6. The method according to claim 4, characterized in that, Before obtaining the sub-structure at the first level between the first term operation network and the second term operation network, the method further includes: Classify the second quantity of second term components according to the component type. Among them, the top-level sub-structure in the first term operation network corresponds to the at least two original terms, and the nodes of other different-level sub-structures in the first term operation network correspond to the second term components of different component types.

7. The method according to any one of claims 1 to 6, characterized in that, The merging of at least two first term components with the same expressed meaning among the first quantity of first term components to obtain a second quantity of second term components includes: In the case where the first quantity is greater than or equal to an excess threshold, merge the at least two first term components to obtain the second quantity of second term components.

8. The method according to claim 7, characterized in that The merging of the at least two first term components to obtain the second quantity of second term components in the case where the first quantity is greater than or equal to an excess threshold includes: In the case where the first quantity is greater than or equal to the excess threshold and less than the massive threshold, the at least two first term components are combined to obtain second term components with a first interval quantity, where the massive threshold is greater than the excess threshold; or, in the case where the first quantity is greater than or equal to the excess threshold and the first quantity is greater than or equal to the massive threshold, the at least two first term components are combined to obtain second term components with a second interval quantity, where the second interval quantity is greater than the first interval quantity.

9. A term processing device, characterized in that, Comprising: A splitting unit, configured to perform a term splitting process on the at least two original terms in response to a standard term recall request triggered for the at least two original terms in a specific field, to obtain first term components with a first quantity, where the standard term recall request is used to request the recall of at least one output standard term that matches the at least two original terms; A combining unit, configured to combine at least two first term components with the same expressed meaning among the first term components with the first quantity, to obtain second term components with a second quantity, where the second quantity is less than the first quantity; A constructing unit, configured to construct a first term operation network for the at least two original terms, and construct a second term operation network for the standard terms in the specific field; A recall unit, configured to recall at least one output node that meets the recall conditions corresponding to the nodes of the first term operation network from the nodes of the second term operation network, where the nodes of the first term operation network correspond to the term components in the second term components with the second quantity, and the nodes of the second term operation network correspond to the term components in the standard terms; A determining unit, configured to determine the term components corresponding to the at least one output node as the at least one output standard term.

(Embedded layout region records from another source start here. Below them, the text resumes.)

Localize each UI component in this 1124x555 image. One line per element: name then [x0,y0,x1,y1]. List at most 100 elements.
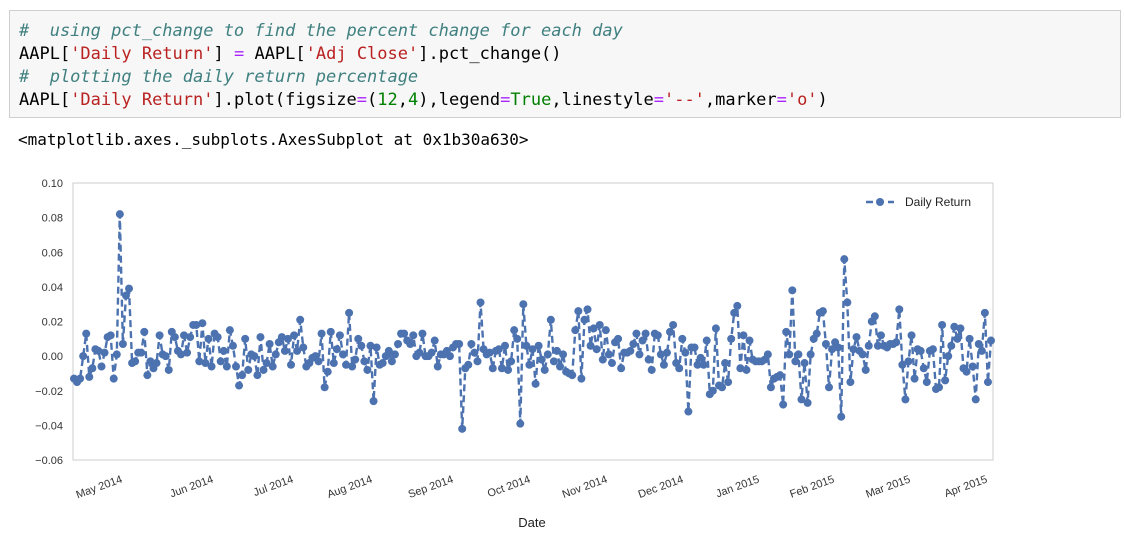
daily-return-chart: −0.06 −0.04 −0.02 0.00 0.02 0.04 0.06 0.08 0.10 M… [35,178,995,530]
daily-return-point [143,371,152,380]
daily-return-point [357,341,366,350]
daily-return-point [235,381,244,390]
daily-return-point [626,346,635,355]
daily-return-point [980,308,989,317]
daily-return-point [262,359,271,368]
x-tick-label: Dec 2014 [637,474,685,501]
daily-return-point [901,395,910,404]
daily-return-point [739,331,748,340]
daily-return-point [232,362,241,371]
daily-return-point [332,345,341,354]
daily-return-point [892,338,901,347]
code-string: 'Daily Return' [70,90,214,110]
daily-return-point [947,341,956,350]
daily-return-point [183,348,192,357]
code-cell[interactable]: # using pct_change to find the percent c… [9,10,1121,118]
daily-return-point [711,324,720,333]
x-tick-label: Apr 2015 [943,474,989,501]
daily-return-point [834,343,843,352]
daily-return-point [485,348,494,357]
daily-return-point [296,315,305,324]
daily-return-point [607,359,616,368]
x-tick-label: Nov 2014 [561,474,609,501]
daily-return-point [938,320,947,329]
daily-return-point [326,327,335,336]
daily-return-point [971,395,980,404]
daily-return-point [653,331,662,340]
daily-return-point [112,350,121,359]
daily-return-point [699,360,708,369]
daily-return-point [522,341,531,350]
daily-return-point [366,341,375,350]
daily-return-point [140,327,149,336]
daily-return-point [724,378,733,387]
daily-return-point [390,350,399,359]
daily-return-point [155,331,164,340]
code-token: ),legend [418,90,501,110]
code-number: 12 [377,90,398,110]
daily-return-point [785,350,794,359]
daily-return-point [378,359,387,368]
code-operator: = [653,90,664,110]
daily-return-point [718,383,727,392]
code-token: AAPL[ [244,44,306,64]
daily-return-point [922,378,931,387]
daily-return-point [742,365,751,374]
y-tick-label: 0.02 [42,317,63,329]
daily-return-point [632,329,641,338]
daily-return-point [176,350,185,359]
code-keyword: True [510,90,552,110]
daily-return-point [314,357,323,366]
daily-return-point [369,397,378,406]
daily-return-point [192,320,201,329]
daily-return-point [259,365,268,374]
daily-return-point [696,353,705,362]
daily-return-point [818,307,827,316]
daily-return-point [161,352,170,361]
daily-return-point [427,348,436,357]
daily-return-point [666,327,675,336]
code-operator: = [776,90,787,110]
daily-return-point [583,305,592,314]
y-tick-label: 0.06 [42,247,63,259]
daily-return-point [256,333,265,342]
daily-return-point [727,334,736,343]
daily-return-point [109,374,118,383]
daily-return-point [803,398,812,407]
daily-return-point [828,345,837,354]
daily-return-point [338,350,347,359]
daily-return-point [635,350,644,359]
daily-return-point [497,364,506,373]
daily-return-point [494,345,503,354]
daily-return-point [800,359,809,368]
daily-return-point [201,359,210,368]
daily-return-point [962,367,971,376]
daily-return-point [265,340,274,349]
y-tick-label: 0.04 [42,282,63,294]
daily-return-point [916,346,925,355]
daily-return-point [736,364,745,373]
daily-return-point [351,355,360,364]
daily-return-point [433,362,442,371]
x-tick-label: Jun 2014 [168,474,215,501]
daily-return-point [708,386,717,395]
daily-return-point [950,322,959,331]
daily-return-point [216,357,225,366]
daily-return-point [861,365,870,374]
daily-return-point [592,345,601,354]
daily-return-point [641,329,650,338]
daily-return-point [238,371,247,380]
code-string: 'Daily Return' [70,44,214,64]
code-operator: = [233,44,245,64]
daily-return-point [730,308,739,317]
daily-return-point [987,336,995,345]
daily-return-point [647,365,656,374]
code-line-1: # using pct_change to find the percent c… [19,20,1120,43]
daily-return-point [791,357,800,366]
daily-return-point [507,357,516,366]
plot-frame [72,182,994,461]
daily-return-point [228,341,237,350]
daily-return-point [638,336,647,345]
daily-return-point [821,340,830,349]
daily-return-point [100,348,109,357]
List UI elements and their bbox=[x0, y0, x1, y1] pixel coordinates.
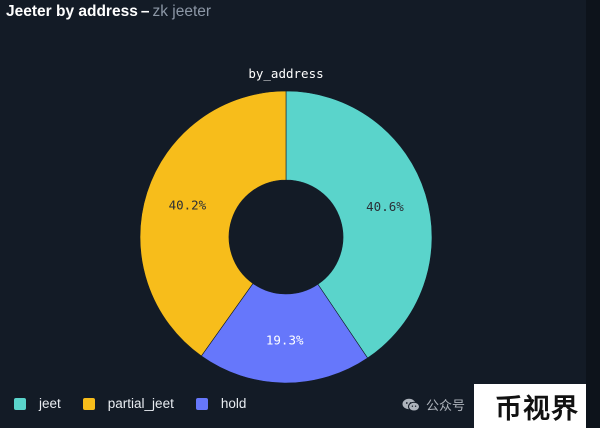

10. A computer-readable storage medium, characterized in that, The computer-readable storage medium includes a stored program, where the program, when run by an electronic device, executes the method described in any one of claims 1 to 8.

11. A computer program product, comprising a computer program / instructions, characterized in that, The computer program / instructions, when executed by a processor, implement the steps of the method described in any one of claims 1 to 8.

12. An electronic device, comprising a memory and a processor, characterized in that, A computer program is stored in the memory, and the processor is configured to execute the method described in any one of claims 1 to 8 through the computer program.